His journey to Scunthorpe — and what comes next

Gjoshe's path to Scunthorpe had already been an unlikely one. He had spent years in lower-league London football before being named Corinthian Casuals' Young Player of the Year. That form persuaded Scunthorpe manager Andy Butler to hand him a non-contract deal last September — a jump of four tiers in the football pyramid.

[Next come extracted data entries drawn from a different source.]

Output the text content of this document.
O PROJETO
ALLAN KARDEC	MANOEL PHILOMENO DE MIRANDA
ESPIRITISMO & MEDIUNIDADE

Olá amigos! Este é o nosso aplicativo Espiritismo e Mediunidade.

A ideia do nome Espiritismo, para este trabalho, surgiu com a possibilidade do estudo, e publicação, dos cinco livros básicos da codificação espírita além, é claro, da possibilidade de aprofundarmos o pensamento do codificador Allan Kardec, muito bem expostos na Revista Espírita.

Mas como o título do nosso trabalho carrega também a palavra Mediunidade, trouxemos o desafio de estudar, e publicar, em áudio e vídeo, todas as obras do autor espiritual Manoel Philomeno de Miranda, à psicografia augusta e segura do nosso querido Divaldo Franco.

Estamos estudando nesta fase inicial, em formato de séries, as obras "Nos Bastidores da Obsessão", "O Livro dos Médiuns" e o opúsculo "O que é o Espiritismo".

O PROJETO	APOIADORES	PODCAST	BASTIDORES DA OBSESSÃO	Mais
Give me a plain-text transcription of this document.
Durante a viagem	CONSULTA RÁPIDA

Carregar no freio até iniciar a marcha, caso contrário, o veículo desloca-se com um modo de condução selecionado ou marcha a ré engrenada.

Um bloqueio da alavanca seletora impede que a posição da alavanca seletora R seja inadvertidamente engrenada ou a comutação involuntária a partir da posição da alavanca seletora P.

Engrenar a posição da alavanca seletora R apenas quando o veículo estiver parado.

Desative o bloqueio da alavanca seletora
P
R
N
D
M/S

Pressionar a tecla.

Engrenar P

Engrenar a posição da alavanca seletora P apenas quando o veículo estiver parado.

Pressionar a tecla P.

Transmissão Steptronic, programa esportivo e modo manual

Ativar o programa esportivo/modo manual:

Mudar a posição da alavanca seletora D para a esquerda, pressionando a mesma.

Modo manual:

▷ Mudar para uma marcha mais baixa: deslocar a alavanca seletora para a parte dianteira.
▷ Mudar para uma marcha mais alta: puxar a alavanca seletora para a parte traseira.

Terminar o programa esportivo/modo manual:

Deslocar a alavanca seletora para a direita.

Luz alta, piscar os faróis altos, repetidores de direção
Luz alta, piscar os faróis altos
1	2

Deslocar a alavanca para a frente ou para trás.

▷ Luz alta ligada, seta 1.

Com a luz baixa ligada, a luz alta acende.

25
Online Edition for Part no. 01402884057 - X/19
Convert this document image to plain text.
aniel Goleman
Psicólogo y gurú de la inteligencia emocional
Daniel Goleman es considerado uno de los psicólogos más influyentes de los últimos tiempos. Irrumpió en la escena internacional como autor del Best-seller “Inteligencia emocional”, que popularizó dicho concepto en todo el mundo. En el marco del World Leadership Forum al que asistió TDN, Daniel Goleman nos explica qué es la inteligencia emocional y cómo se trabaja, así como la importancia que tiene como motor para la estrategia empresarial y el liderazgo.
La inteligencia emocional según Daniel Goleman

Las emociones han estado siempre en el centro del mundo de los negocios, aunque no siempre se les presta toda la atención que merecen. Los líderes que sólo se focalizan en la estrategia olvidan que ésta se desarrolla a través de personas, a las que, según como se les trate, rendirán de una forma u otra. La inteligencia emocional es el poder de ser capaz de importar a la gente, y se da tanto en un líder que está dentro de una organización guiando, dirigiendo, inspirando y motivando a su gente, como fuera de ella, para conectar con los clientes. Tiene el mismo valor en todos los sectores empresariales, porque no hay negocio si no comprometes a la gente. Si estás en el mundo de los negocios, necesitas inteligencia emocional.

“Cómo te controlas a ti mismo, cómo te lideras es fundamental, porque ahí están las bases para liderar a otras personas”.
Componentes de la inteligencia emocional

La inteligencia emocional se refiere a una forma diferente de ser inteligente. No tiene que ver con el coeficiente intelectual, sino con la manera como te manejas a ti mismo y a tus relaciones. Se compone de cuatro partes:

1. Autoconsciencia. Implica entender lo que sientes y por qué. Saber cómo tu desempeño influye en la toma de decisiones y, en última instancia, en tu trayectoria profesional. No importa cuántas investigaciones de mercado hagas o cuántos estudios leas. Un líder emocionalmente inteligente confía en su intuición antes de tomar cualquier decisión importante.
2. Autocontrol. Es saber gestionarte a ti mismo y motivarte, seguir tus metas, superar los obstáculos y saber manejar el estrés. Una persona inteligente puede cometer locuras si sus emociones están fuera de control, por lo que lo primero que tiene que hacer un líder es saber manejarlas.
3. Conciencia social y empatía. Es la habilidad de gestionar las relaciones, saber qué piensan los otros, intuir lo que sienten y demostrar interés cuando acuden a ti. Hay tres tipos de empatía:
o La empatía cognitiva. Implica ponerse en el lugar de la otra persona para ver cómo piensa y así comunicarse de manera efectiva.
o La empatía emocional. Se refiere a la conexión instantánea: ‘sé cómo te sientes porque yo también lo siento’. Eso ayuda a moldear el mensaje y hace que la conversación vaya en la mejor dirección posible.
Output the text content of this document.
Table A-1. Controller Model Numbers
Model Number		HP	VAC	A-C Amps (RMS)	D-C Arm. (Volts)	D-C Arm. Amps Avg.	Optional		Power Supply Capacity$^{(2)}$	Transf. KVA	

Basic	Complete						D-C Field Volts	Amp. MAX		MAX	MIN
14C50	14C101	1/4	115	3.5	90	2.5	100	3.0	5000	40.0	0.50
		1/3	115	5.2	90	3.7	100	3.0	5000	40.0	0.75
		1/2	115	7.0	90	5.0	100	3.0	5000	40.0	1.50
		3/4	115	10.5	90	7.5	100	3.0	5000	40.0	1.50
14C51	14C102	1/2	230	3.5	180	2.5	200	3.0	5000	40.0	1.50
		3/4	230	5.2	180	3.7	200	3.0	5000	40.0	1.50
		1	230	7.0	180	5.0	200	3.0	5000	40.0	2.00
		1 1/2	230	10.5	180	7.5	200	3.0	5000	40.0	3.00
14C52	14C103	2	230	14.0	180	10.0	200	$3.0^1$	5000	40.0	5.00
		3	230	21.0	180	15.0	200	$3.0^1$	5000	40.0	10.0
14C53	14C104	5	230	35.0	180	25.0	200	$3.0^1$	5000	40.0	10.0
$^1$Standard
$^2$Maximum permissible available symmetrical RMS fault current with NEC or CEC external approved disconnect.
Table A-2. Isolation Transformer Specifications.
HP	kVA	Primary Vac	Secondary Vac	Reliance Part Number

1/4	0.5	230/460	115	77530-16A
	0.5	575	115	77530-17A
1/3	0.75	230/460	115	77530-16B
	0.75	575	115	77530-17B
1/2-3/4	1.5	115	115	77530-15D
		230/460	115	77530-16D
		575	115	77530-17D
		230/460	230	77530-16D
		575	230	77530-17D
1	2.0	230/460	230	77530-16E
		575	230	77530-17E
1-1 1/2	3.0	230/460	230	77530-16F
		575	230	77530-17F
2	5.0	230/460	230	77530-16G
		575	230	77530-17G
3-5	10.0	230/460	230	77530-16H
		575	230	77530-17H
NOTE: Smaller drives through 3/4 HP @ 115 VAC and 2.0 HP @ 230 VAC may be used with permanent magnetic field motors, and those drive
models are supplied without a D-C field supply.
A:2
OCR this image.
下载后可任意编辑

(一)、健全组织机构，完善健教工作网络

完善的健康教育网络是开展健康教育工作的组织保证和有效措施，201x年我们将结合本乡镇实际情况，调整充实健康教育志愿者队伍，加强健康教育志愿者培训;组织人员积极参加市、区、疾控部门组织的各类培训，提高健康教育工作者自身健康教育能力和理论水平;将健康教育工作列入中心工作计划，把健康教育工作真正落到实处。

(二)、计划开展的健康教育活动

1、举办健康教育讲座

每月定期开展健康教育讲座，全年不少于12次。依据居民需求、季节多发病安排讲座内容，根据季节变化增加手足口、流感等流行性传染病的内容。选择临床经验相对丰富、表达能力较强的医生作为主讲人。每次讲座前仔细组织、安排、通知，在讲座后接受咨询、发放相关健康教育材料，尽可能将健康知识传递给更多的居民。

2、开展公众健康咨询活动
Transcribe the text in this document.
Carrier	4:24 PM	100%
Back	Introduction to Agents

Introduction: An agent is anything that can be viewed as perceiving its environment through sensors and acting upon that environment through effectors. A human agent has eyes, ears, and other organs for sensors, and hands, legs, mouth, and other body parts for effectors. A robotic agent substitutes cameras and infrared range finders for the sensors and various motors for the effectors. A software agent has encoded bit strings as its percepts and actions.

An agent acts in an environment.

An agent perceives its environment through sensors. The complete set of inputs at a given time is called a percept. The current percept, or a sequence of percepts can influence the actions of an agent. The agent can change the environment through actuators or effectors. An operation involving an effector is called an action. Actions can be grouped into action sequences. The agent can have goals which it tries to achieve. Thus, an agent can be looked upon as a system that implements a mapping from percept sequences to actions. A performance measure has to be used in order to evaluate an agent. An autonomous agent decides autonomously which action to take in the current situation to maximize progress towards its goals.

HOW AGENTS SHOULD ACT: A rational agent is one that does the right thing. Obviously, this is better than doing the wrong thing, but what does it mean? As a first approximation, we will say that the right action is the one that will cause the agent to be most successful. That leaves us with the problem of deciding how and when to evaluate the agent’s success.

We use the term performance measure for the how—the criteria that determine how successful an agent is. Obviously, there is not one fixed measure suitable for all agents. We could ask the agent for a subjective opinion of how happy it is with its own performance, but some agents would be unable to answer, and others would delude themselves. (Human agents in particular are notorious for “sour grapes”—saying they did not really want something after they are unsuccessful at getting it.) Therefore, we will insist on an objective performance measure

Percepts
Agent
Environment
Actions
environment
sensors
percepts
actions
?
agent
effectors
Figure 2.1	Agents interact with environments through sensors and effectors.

He made his first-team debut against Leeds United's under-21s in the National League Cup and also faced Middlesbrough in the same competition.

When news of the stabbing spread, the club's fanbase launched a GoFundMe appeal that raised £4,500. "The support they showed for me, the club as well, it meant a lot," Gjoshe says.

Despite that goodwill, he was informed in early May that he would not be retained for next season. Scunthorpe posted a tribute to him on Instagram on 8 May. He is now a free agent at 23, physically recovered but carrying the psychological weight of what happened — he was one of 11 passengers seriously injured in an attack that drew global attention.

"I was thinking I wasn't going to see my family again," he says, quietly. "That was the main worry for me."

The football search starts now. After everything that preceded it, that feels like the straightforward part.

Frequently asked

What happened to Jonathan Gjoshe on the train?
Gjoshe was stabbed seven times — wounds to his bicep, shoulder and arm — during a mass knife attack on an LNER train travelling through Cambridgeshire on 1 November 2024. He was one of 11 passengers seriously injured. The train made an emergency stop at Huntingdon where he received first aid and was taken to hospital by paramedics.
Is Jonathan Gjoshe still at Scunthorpe United?
No. Gjoshe was informed in May 2026 that he would not be retained by Scunthorpe United. He joined the club on non-contract terms in September 2024 but is now a free agent following his recovery from the stabbing.
How long did it take Jonathan Gjoshe to recover from his injuries?
Gjoshe spent several months in rehabilitation after surgery on his arm. He returned to full training in March 2026 — roughly four months after the November 2024 attack. Doctors told him the knife had narrowly missed a nerve in his arm.